Graduate Students Conferences

About Slavic Conferences

Graduate students in the Slavic Department regularly organize conferences on topics of interest. These conferences provide an opportunity to interact with graduate students from other U.S. universities and abroad, as well as with established scholars who serve as keynote speakers and discussants.

Conference Themes

Conference themes are proposed by Princeton graduate students, generally in their third year of study.

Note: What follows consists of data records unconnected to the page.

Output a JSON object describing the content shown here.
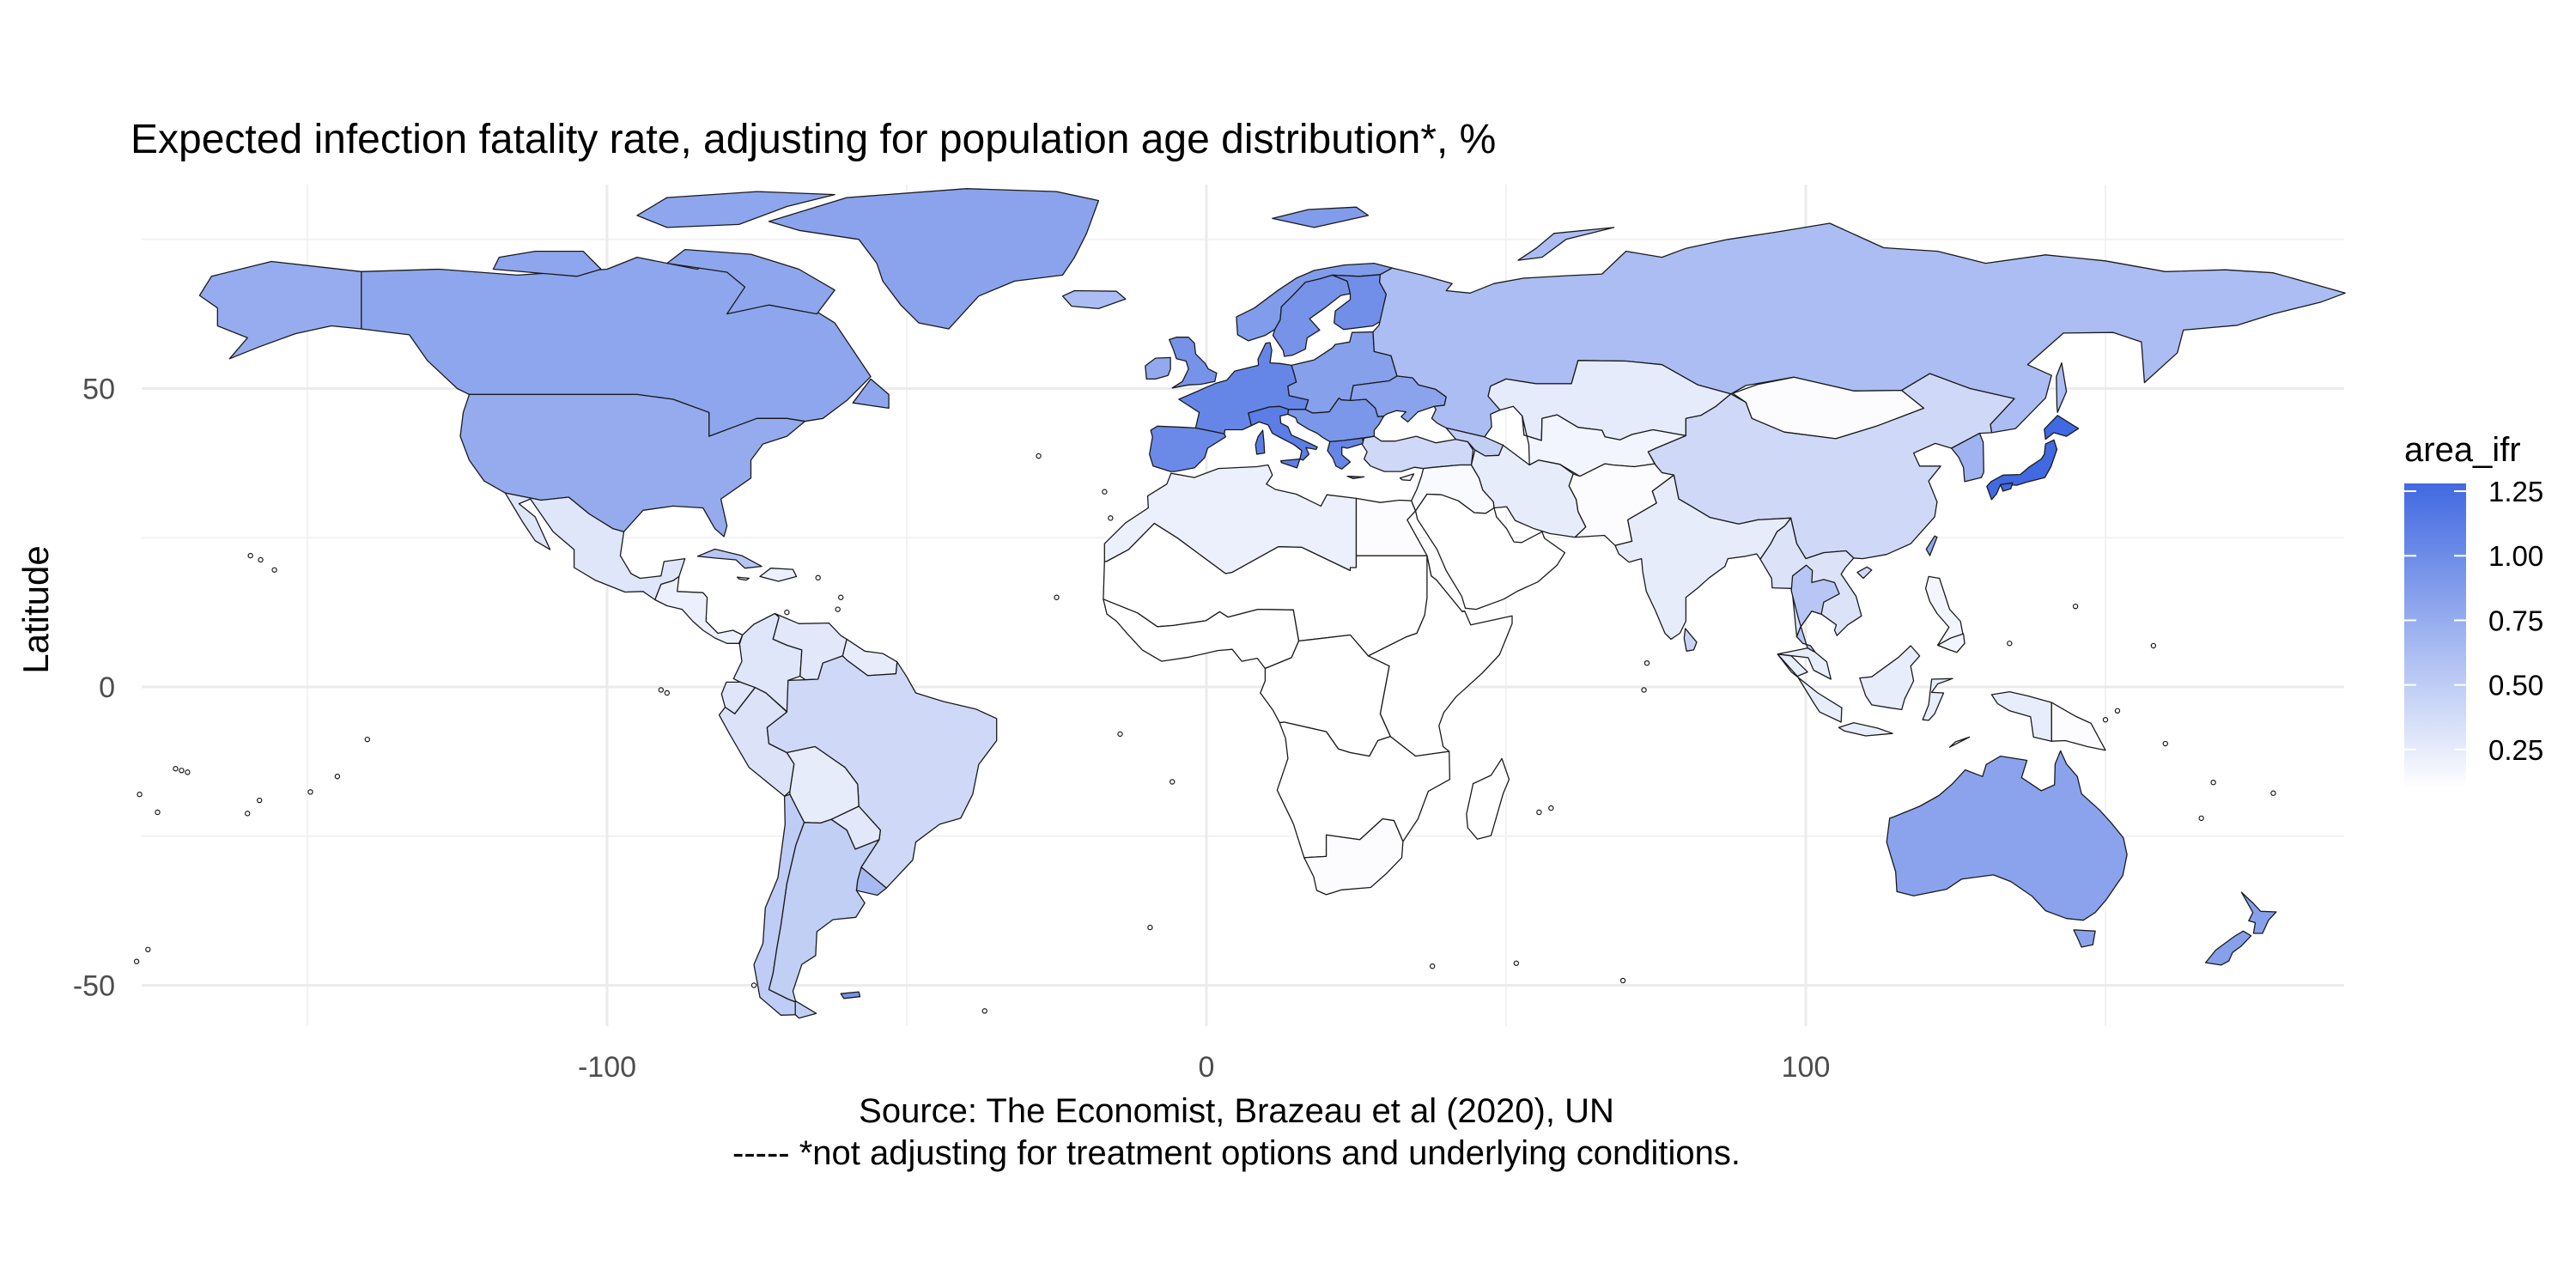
{
  "chart_data": {
    "type": "choropleth-map",
    "title": "Expected infection fatality rate, adjusting for population age distribution*, %",
    "ylabel": "Latitude",
    "xlabel": "",
    "x_ticks": [
      -100,
      0,
      100
    ],
    "y_ticks": [
      50,
      0,
      -50
    ],
    "xlim": [
      -180,
      190
    ],
    "ylim": [
      -58,
      84
    ],
    "caption_lines": [
      "Source: The Economist, Brazeau et al (2020), UN",
      "----- *not adjusting for treatment options and underlying conditions."
    ],
    "legend": {
      "title": "area_ifr",
      "ticks": [
        1.25,
        1.0,
        0.75,
        0.5,
        0.25
      ],
      "range": [
        0.1,
        1.28
      ],
      "low_color": "#ffffff",
      "high_color": "#4169e1",
      "placement": "right"
    },
    "regions": [
      {
        "name": "Canada",
        "value": 0.8
      },
      {
        "name": "Alaska",
        "value": 0.75
      },
      {
        "name": "United States",
        "value": 0.76
      },
      {
        "name": "Greenland",
        "value": 0.82
      },
      {
        "name": "Iceland",
        "value": 0.62
      },
      {
        "name": "Mexico",
        "value": 0.3
      },
      {
        "name": "Central America",
        "value": 0.22
      },
      {
        "name": "Cuba",
        "value": 0.55
      },
      {
        "name": "Colombia",
        "value": 0.3
      },
      {
        "name": "Venezuela",
        "value": 0.28
      },
      {
        "name": "Guianas",
        "value": 0.25
      },
      {
        "name": "Ecuador",
        "value": 0.3
      },
      {
        "name": "Peru",
        "value": 0.32
      },
      {
        "name": "Brazil",
        "value": 0.4
      },
      {
        "name": "Bolivia",
        "value": 0.25
      },
      {
        "name": "Paraguay",
        "value": 0.28
      },
      {
        "name": "Uruguay",
        "value": 0.65
      },
      {
        "name": "Chile",
        "value": 0.5
      },
      {
        "name": "Argentina",
        "value": 0.48
      },
      {
        "name": "United Kingdom",
        "value": 0.95
      },
      {
        "name": "Ireland",
        "value": 0.78
      },
      {
        "name": "Norway",
        "value": 0.88
      },
      {
        "name": "Sweden",
        "value": 0.95
      },
      {
        "name": "Finland",
        "value": 0.98
      },
      {
        "name": "Western Europe",
        "value": 1.05
      },
      {
        "name": "Iberia",
        "value": 1.02
      },
      {
        "name": "Italy",
        "value": 1.12
      },
      {
        "name": "Eastern Europe",
        "value": 0.85
      },
      {
        "name": "Balkans",
        "value": 0.92
      },
      {
        "name": "Greece",
        "value": 1.05
      },
      {
        "name": "Ukraine",
        "value": 0.82
      },
      {
        "name": "Russia",
        "value": 0.62
      },
      {
        "name": "Turkey",
        "value": 0.4
      },
      {
        "name": "Caucasus",
        "value": 0.48
      },
      {
        "name": "Kazakhstan",
        "value": 0.26
      },
      {
        "name": "Central Asia",
        "value": 0.18
      },
      {
        "name": "Mongolia",
        "value": 0.12
      },
      {
        "name": "China",
        "value": 0.4
      },
      {
        "name": "North Africa",
        "value": 0.22
      },
      {
        "name": "Sahel",
        "value": 0.06
      },
      {
        "name": "West Africa",
        "value": 0.04
      },
      {
        "name": "Egypt",
        "value": 0.12
      },
      {
        "name": "East Africa",
        "value": 0.05
      },
      {
        "name": "Central Africa",
        "value": 0.04
      },
      {
        "name": "Southern Africa",
        "value": 0.08
      },
      {
        "name": "South Africa",
        "value": 0.12
      },
      {
        "name": "Madagascar",
        "value": 0.08
      },
      {
        "name": "Middle East",
        "value": 0.14
      },
      {
        "name": "Arabian Peninsula",
        "value": 0.1
      },
      {
        "name": "Iran",
        "value": 0.25
      },
      {
        "name": "Pakistan & Afghanistan",
        "value": 0.12
      },
      {
        "name": "India",
        "value": 0.25
      },
      {
        "name": "Sri Lanka",
        "value": 0.45
      },
      {
        "name": "Southeast Asia Mainland",
        "value": 0.32
      },
      {
        "name": "Thailand",
        "value": 0.55
      },
      {
        "name": "Malaysia & Indonesia",
        "value": 0.24
      },
      {
        "name": "Philippines",
        "value": 0.18
      },
      {
        "name": "Papua New Guinea",
        "value": 0.12
      },
      {
        "name": "Korea",
        "value": 0.7
      },
      {
        "name": "Japan",
        "value": 1.28
      },
      {
        "name": "Taiwan",
        "value": 0.8
      },
      {
        "name": "Australia",
        "value": 0.82
      },
      {
        "name": "Tasmania",
        "value": 0.82
      },
      {
        "name": "New Zealand",
        "value": 0.85
      }
    ]
  }
}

Previous Conference Themes

2009: Pushkin/Anti-Pushkin

2010: Undoing Eros: Love and Sexuality in Russian Culture

2012: Literary Theatricality: Theatrical Text

2013: Conceptualizing the Human in Slavic and Eurasian Culture

2014: Dumpster Diving and Sustainability

2015: Philosophy and Literature: In Search of Lost Synergy

2016: In Media Res: Intermediality and the Borders of 20th Century Culture

2017: Grafting the Self

2022: The Byt of Literature, Literary Personalities, Scholarly Disclosures, and the Modes of Their Production

2023: The Art of Self-Obsession? Interrogating Slavic Ego-Documents and Auto-Fiction

 

Conference Funding

Students are eligible for funding to travel to national conferences to present papers. Fourth- year students who go abroad to do dissertation research are encouraged to apply for non-Princeton fellowships.